PUBLIC TALK
Underground Water: Techno-Political Ecology in ‘Unauthorised’ Delhi
Thursday | 5 November 2015 | 6:30 PM – 7:30 PM
Abstract:
India is the world’s largest user of groundwater, and North Indian aquifers are being depleted at some of the fastest rates in the world. As urbanisation increases, water security is likely to become an increasingly pressing issue. Like many of India’s fastest growing cities, groundwater use in peri-urban, unplanned areas of Delhi is extensive and essential, while also being weakly regulated. The minimal service provided through tubewells and tankers has till now allowed a discretionary role for elected representatives, while deferring the cost of providing treated ‘piped’ water and passing it to consumers forced to rely on expensive ‘informal’ supply through tankers, tubewell networks, and ‘local’ bottled water.
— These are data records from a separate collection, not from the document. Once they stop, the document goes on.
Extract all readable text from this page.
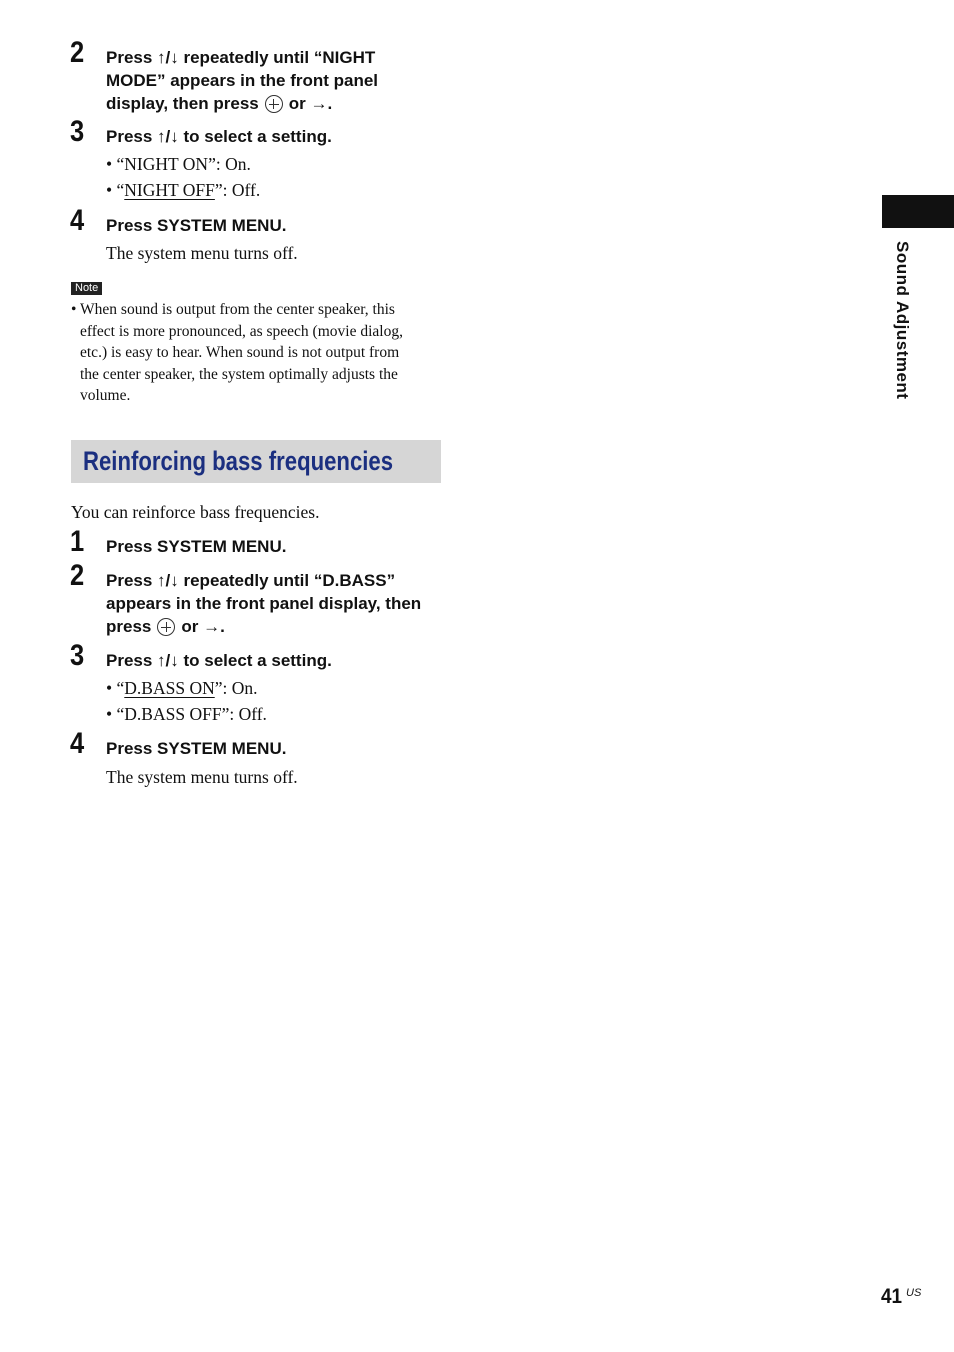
2 Press ↑/↓ repeatedly until “NIGHT
MODE” appears in the front panel
display, then press or →.
3 Press ↑/↓ to select a setting.
• “NIGHT ON”: On.
• “NIGHT OFF”: Off.
4 Press SYSTEM MENU.
The system menu turns off.
Note
• When sound is output from the center speaker, this
effect is more pronounced, as speech (movie dialog,
etc.) is easy to hear. When sound is not output from
the center speaker, the system optimally adjusts the
volume.
Reinforcing bass frequencies
You can reinforce bass frequencies.
1 Press SYSTEM MENU.
2 Press ↑/↓ repeatedly until “D.BASS”
appears in the front panel display, then
press or →.
3 Press ↑/↓ to select a setting.
• “D.BASS ON”: On.
• “D.BASS OFF”: Off.
4 Press SYSTEM MENU.
The system menu turns off.
Sound Adjustment
41 US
This ‘underground political ecology’ of water, both sub-soil and illicit, is under-explored in research to date. Using the election of the Aam Aadmi Party and its mandate of providing water through a public network, and the emergence of Public Private Partnerships aimed at delivering water as a profitable enterprise, as two ‘diagnostic events’ this presentations analyses the techno-politics structuring human-water relationships in a complex and changing environment. It draws on 18 months’ field research with residents, private suppliers and government agencies, to follow these initiatives, and their attempted restructuring of water governance in two unauthorised colonies in the south of the city.
Bio:
Matt Birkinshaw is a PhD researcher in Human Geography and Urban Studies at the London School of Economics. He studies urban infrastructure and governance in Indian cities with a focus on water supply in the south of Delhi. Matt has research experience supporting a number of projects, mainly working on South Asia and urban governance; and has professional experience with international and community development NGOs in various capacities.